Chiuso l’accordo quadro per la campagna di trasformazione del pomodoro nel bacino nord Italia. La sottoscrizione dell’accordo, che prevede un prezzo medio di riferimento di 137 euro/ton comprensivo di servizi e di premialità legate ai tempi di raccolta, rappresenta un importante risultato a tutela e salvaguardia dell’equilibrio e della centralità della filiera del pomodoro da industria.
“È stata una trattativa molto complessa, ma nonostante le tensioni e le difficoltà che hanno caratterizzato la discussione, è prevalso il senso di responsabilità delle parti – dichiara Bruna Saviotti, coordinatrice del comitato territoriale del bacino nord di Anicav – l’accordo mette al centro la qualità che da sempre caratterizza le nostre produzioni”.

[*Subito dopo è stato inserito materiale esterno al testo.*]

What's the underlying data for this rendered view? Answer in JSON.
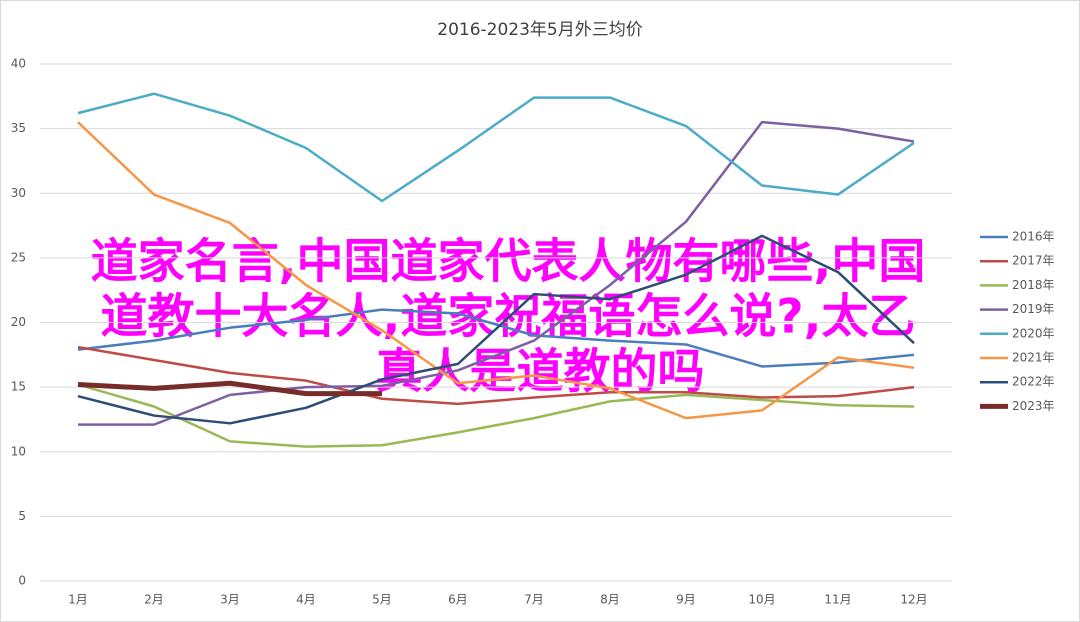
{
  "chart_data": {
    "type": "line",
    "title": "2016-2023年5月外三均价",
    "categories": [
      "1月",
      "2月",
      "3月",
      "4月",
      "5月",
      "6月",
      "7月",
      "8月",
      "9月",
      "10月",
      "11月",
      "12月"
    ],
    "series": [
      {
        "name": "2016年",
        "color": "#4a7ebb",
        "values": [
          17.9,
          18.6,
          19.6,
          20.2,
          21.0,
          20.7,
          19.0,
          18.6,
          18.3,
          16.6,
          16.9,
          17.5
        ]
      },
      {
        "name": "2017年",
        "color": "#be4b48",
        "values": [
          18.1,
          17.1,
          16.1,
          15.5,
          14.1,
          13.7,
          14.2,
          14.6,
          14.6,
          14.2,
          14.3,
          15.0
        ]
      },
      {
        "name": "2018年",
        "color": "#98b954",
        "values": [
          15.2,
          13.5,
          10.8,
          10.4,
          10.5,
          11.5,
          12.6,
          13.9,
          14.4,
          14.0,
          13.6,
          13.5
        ]
      },
      {
        "name": "2019年",
        "color": "#7d60a0",
        "values": [
          12.1,
          12.1,
          14.4,
          15.0,
          15.1,
          16.3,
          18.6,
          22.9,
          27.8,
          35.5,
          35.0,
          34.0
        ]
      },
      {
        "name": "2020年",
        "color": "#4bacc6",
        "values": [
          36.2,
          37.7,
          36.0,
          33.5,
          29.4,
          33.3,
          37.4,
          37.4,
          35.2,
          30.6,
          29.9,
          33.9
        ]
      },
      {
        "name": "2021年",
        "color": "#f79646",
        "values": [
          35.5,
          29.9,
          27.7,
          22.9,
          19.4,
          15.3,
          15.9,
          14.9,
          12.6,
          13.2,
          17.3,
          16.5
        ]
      },
      {
        "name": "2022年",
        "color": "#2c4d75",
        "values": [
          14.3,
          12.8,
          12.2,
          13.4,
          15.6,
          16.8,
          22.2,
          21.8,
          23.7,
          26.7,
          23.9,
          18.4
        ]
      },
      {
        "name": "2023年",
        "color": "#772c2a",
        "values": [
          15.2,
          14.9,
          15.3,
          14.5,
          14.5,
          null,
          null,
          null,
          null,
          null,
          null,
          null
        ]
      }
    ],
    "ylim": [
      0,
      40
    ],
    "yticks": [
      0,
      5,
      10,
      15,
      20,
      25,
      30,
      35,
      40
    ],
    "grid": true,
    "legend": "right"
  },
  "overlay": {
    "lines": [
      "道家名言,中国道家代表人物有哪些,中国",
      "道教十大名人,道家祝福语怎么说?,太乙",
      "真人是道教的吗"
    ],
    "color": "#ff00ff"
  }
}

“In un momento difficile come quello che stiamo vivendo e che vede il nostro comparto estremamente vulnerabile nello scenario competitivo internazionale, la coesione è l’unica risposta che può dare una filiera importante come quella del pomodoro da industria - afferma Marco Serafini, presidente di Anicav – Auspichiamo di recuperare il dialogo di filiera anche al centro - sud al fine di giungere, anche in questo bacino, alla definizione di un accordo".
Per Serafini, il pomodoro da industria italiano è una realtà unitaria, che va letta e governata nella sua complessità, pur nel rispetto delle specificità che caratterizzano i due bacini di trasformazione.